Tuesday, 19 March 2013

Daughter - If You Leave: album review

Daughter, If You Leave
Released 18th March 2013
‘If you’re in love then you’re the lucky one/ Because most of us are bitter over someone.’ This optimistic outlook typifies Daughter’s debut album release If You Leave, a haunting electronic-folk concoction that sits somewhere between The XX and Laura Marling. Singer Elena Tonra has clearly suffered acute heartbreak and some of these songs are genuinely evocative, musically compelling explorations of those universal but excruciatingly personal experiences. But much of the album blurs into wistful oohs and bleakly minimal guitar refrains to leave you feeling drained and rather uninspired.

The subtle changes Daughter have made from their stunning debut EP His Young Heart – a more acoustic, intensely moving, deceptively simple exploration of love and pain – have made their sound feel a little generic and so less potent. The band have been praised for their originality and there are still signs of that in If You Leave. But the moments of fresh creativity seem to shine out from among forgettable fillers and misguided attempts at more upbeat songs (which are essentially the same as the more melancholy tracks but with an incongruously faster tempo).
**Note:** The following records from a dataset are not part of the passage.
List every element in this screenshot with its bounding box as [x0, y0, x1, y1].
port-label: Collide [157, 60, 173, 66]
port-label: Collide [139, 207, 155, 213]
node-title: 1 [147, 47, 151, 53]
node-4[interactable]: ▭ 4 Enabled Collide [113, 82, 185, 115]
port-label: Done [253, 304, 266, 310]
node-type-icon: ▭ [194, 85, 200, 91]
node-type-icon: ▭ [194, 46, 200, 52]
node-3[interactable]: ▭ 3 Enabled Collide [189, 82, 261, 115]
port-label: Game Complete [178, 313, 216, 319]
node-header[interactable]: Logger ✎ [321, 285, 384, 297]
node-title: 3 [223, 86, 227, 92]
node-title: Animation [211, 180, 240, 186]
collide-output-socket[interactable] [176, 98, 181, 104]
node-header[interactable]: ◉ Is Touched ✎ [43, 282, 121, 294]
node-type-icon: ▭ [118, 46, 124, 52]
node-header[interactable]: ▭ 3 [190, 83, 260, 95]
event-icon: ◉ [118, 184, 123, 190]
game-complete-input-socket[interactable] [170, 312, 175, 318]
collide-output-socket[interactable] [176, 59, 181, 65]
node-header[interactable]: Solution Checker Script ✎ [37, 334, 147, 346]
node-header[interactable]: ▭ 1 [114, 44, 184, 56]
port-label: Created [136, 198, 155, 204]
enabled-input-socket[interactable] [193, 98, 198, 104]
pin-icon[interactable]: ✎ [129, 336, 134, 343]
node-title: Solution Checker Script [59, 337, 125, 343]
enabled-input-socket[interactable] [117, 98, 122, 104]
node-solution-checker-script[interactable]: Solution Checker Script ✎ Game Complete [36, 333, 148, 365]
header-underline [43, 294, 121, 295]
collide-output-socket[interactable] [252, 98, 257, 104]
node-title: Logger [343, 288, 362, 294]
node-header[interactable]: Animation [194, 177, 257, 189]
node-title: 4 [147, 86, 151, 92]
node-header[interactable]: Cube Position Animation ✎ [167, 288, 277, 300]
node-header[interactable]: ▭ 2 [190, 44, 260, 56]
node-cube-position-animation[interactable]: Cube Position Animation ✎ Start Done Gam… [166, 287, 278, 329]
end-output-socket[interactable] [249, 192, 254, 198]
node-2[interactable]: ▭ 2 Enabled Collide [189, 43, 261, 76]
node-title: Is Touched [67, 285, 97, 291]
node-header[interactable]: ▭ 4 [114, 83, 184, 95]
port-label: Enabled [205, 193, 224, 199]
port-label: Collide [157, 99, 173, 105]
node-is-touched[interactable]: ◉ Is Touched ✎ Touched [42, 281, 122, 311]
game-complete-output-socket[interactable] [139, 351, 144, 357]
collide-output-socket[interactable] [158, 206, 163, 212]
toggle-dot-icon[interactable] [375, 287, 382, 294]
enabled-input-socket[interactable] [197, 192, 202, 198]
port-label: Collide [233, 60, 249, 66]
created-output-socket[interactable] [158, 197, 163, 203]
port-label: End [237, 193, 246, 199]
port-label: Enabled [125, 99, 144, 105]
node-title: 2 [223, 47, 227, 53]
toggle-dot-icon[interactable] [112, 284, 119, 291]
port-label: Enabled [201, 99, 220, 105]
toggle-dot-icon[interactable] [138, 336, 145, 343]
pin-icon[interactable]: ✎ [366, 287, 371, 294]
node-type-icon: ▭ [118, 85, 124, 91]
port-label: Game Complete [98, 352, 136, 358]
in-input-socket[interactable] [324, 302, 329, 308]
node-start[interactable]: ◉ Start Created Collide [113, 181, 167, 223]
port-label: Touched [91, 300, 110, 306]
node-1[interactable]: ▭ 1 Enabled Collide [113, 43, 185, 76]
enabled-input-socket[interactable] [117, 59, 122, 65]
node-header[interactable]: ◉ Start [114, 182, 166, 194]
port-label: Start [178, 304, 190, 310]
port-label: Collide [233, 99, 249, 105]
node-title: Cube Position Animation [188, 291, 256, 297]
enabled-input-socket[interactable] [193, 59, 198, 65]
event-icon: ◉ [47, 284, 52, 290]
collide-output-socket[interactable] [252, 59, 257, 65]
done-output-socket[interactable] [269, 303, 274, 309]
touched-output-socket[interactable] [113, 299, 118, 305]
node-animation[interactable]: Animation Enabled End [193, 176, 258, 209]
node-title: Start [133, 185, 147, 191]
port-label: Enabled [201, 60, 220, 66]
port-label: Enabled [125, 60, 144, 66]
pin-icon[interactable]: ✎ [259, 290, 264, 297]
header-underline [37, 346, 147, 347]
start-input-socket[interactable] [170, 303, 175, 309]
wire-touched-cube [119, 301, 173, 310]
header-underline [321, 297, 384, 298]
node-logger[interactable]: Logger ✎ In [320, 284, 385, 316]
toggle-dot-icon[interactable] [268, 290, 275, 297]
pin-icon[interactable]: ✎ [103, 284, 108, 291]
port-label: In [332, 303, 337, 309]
Tonra’s gossamer-fine voice does send shivers down the spine, and there are moments when the shockingly bold honesty of her lyrics brings home the brutal emotions of a cataclysmic breakup. The best track on the album, ‘Youth’, is a desperately dystopian vision of youth and disillusionment. It begins with beautifully tender vocals over iterative, intricate fingerpicked guitar riffs, builds through a drum-punctuated bridge and reaches an intense climax of resonant post-production echoes and blossoming cymbals. And the three members of Daughter (singer Tonra, guitarist Igor Haefeli and drummer Remi Aguilella) magnify their sounds and manipulate their instruments in such a way as to conjure the impression a full band working seamlessly together to create striking soundscapes. From sparse beginnings out in the wild, their melodies and rhythm grow to embody passionate railings against this foul world that reach King Lear proportions.
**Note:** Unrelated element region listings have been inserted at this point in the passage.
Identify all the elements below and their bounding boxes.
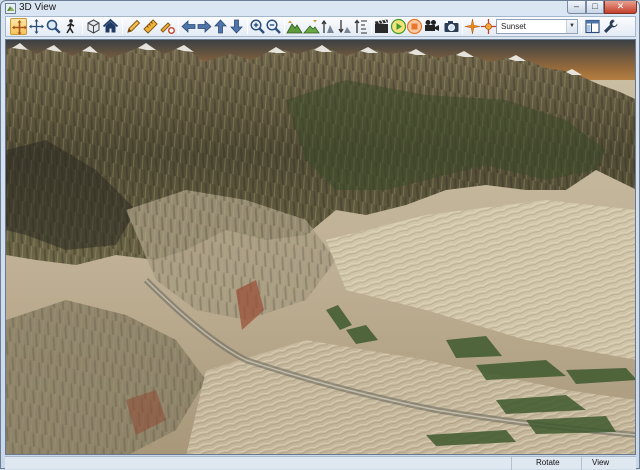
zoom-in-button[interactable] [249, 18, 266, 35]
terrain-lower-button[interactable] [303, 18, 320, 35]
home-view-button[interactable] [102, 18, 119, 35]
stop-button[interactable] [406, 18, 423, 35]
walker-icon [66, 19, 75, 34]
three-d-view-window: 3D View – □ ✕ Sunset ▼ Rotate View [0, 0, 640, 470]
arrow-right-icon [197, 20, 212, 33]
movie-camera-icon [425, 20, 439, 31]
sun-light-button[interactable] [464, 18, 481, 35]
lighting-preset-select[interactable]: Sunset ▼ [496, 19, 578, 34]
toolbar-separator [82, 20, 83, 34]
profile-button[interactable] [159, 18, 176, 35]
movie-camera-button[interactable] [423, 18, 440, 35]
record-button[interactable] [373, 18, 390, 35]
status-view-text: View [592, 458, 610, 467]
toolbar-separator [462, 20, 463, 34]
cube-icon [87, 19, 100, 34]
maximize-button[interactable]: □ [586, 1, 604, 14]
layers-window-icon [585, 19, 600, 34]
toolbar-separator [178, 20, 179, 34]
exaggerate-up-button[interactable] [319, 18, 336, 35]
snapshot-button[interactable] [443, 18, 460, 35]
home-icon [102, 18, 119, 33]
draw-line-button[interactable] [125, 18, 142, 35]
terrain-raise-button[interactable] [286, 18, 303, 35]
close-button[interactable]: ✕ [604, 1, 637, 14]
vertical-scale-icon [354, 19, 367, 34]
ruler-icon [143, 19, 158, 34]
arrow-left-icon [181, 20, 196, 33]
toolbar-separator [247, 20, 248, 34]
nav-down-button[interactable] [228, 18, 245, 35]
move-tool-button[interactable] [28, 18, 45, 35]
light-crosshair-icon [481, 19, 496, 34]
settings-button[interactable] [602, 18, 619, 35]
fly-tool-button[interactable] [62, 18, 79, 35]
terrain-3d-viewport[interactable] [5, 39, 636, 455]
app-globe-icon [5, 3, 16, 14]
play-button[interactable] [390, 18, 407, 35]
cube-view-button[interactable] [85, 18, 102, 35]
toolbar-separator [371, 20, 372, 34]
lighting-preset-value: Sunset [501, 22, 526, 31]
status-view: View [581, 457, 636, 470]
sun-star-icon [464, 18, 481, 35]
window-title: 3D View [19, 2, 57, 13]
chevron-down-icon[interactable]: ▼ [566, 20, 577, 33]
play-icon [390, 18, 407, 35]
exaggerate-down-button[interactable] [336, 18, 353, 35]
zoom-out-button[interactable] [265, 18, 282, 35]
arrow-up-icon [214, 19, 227, 34]
nav-up-button[interactable] [212, 18, 229, 35]
terrain-render [6, 40, 635, 454]
vertical-scale-button[interactable] [352, 18, 369, 35]
light-position-button[interactable] [480, 18, 497, 35]
main-toolbar: Sunset ▼ [5, 16, 636, 37]
camera-icon [444, 21, 459, 32]
zoom-out-icon [266, 19, 281, 34]
arrow-down-icon [230, 19, 243, 34]
toolbar-separator [284, 20, 285, 34]
layers-button[interactable] [584, 18, 601, 35]
status-mode-text: Rotate [536, 458, 560, 467]
pencil-icon [127, 19, 141, 33]
magnifier-icon [46, 19, 61, 34]
clapperboard-icon [375, 19, 388, 33]
measure-button[interactable] [142, 18, 159, 35]
terrain-down-icon [303, 20, 320, 34]
exaggerate-down-icon [338, 20, 351, 34]
nav-right-button[interactable] [196, 18, 213, 35]
wrench-icon [604, 19, 618, 33]
profile-tool-icon [160, 22, 175, 34]
stop-icon [406, 18, 423, 35]
exaggerate-up-icon [321, 19, 334, 33]
nav-left-button[interactable] [180, 18, 197, 35]
minimize-button[interactable]: – [567, 1, 586, 14]
move-arrows-icon [29, 19, 44, 34]
zoom-in-icon [250, 19, 265, 34]
pan-tool-button[interactable] [10, 18, 27, 35]
pan-icon [12, 20, 27, 35]
toolbar-separator [581, 20, 582, 34]
toolbar-separator [122, 20, 123, 34]
terrain-up-icon [286, 20, 303, 34]
status-bar: Rotate View [5, 456, 636, 470]
status-mode: Rotate [511, 457, 581, 470]
zoom-tool-button[interactable] [45, 18, 62, 35]
title-bar[interactable]: 3D View – □ ✕ [1, 1, 639, 15]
But instead of Lear’s elegiac raving in the untamed outdoors, you feel as if Tonra is producing the same overwhelming emotion but in a stifling living room where its energy is dissipated and somehow inappropriate. As she says on ‘Smother’, ‘I’m a suffocator’. By the end of this album, you don’t feel you have come through a musical catharsis and enlightenment but that you have been numbed by the repetition and desolation of these songs. Daughter undeniably have an interesting sound and an elemental rawness that could become something great. But listening to the entirety of If You Leave is a dampening rather than revitalising experience. I look forward to watching Daughter play a gig to see if there is a visceral passion in their live performance that brings out the power in these songs, a power you can feel vibrating just below the surface but unable to break out.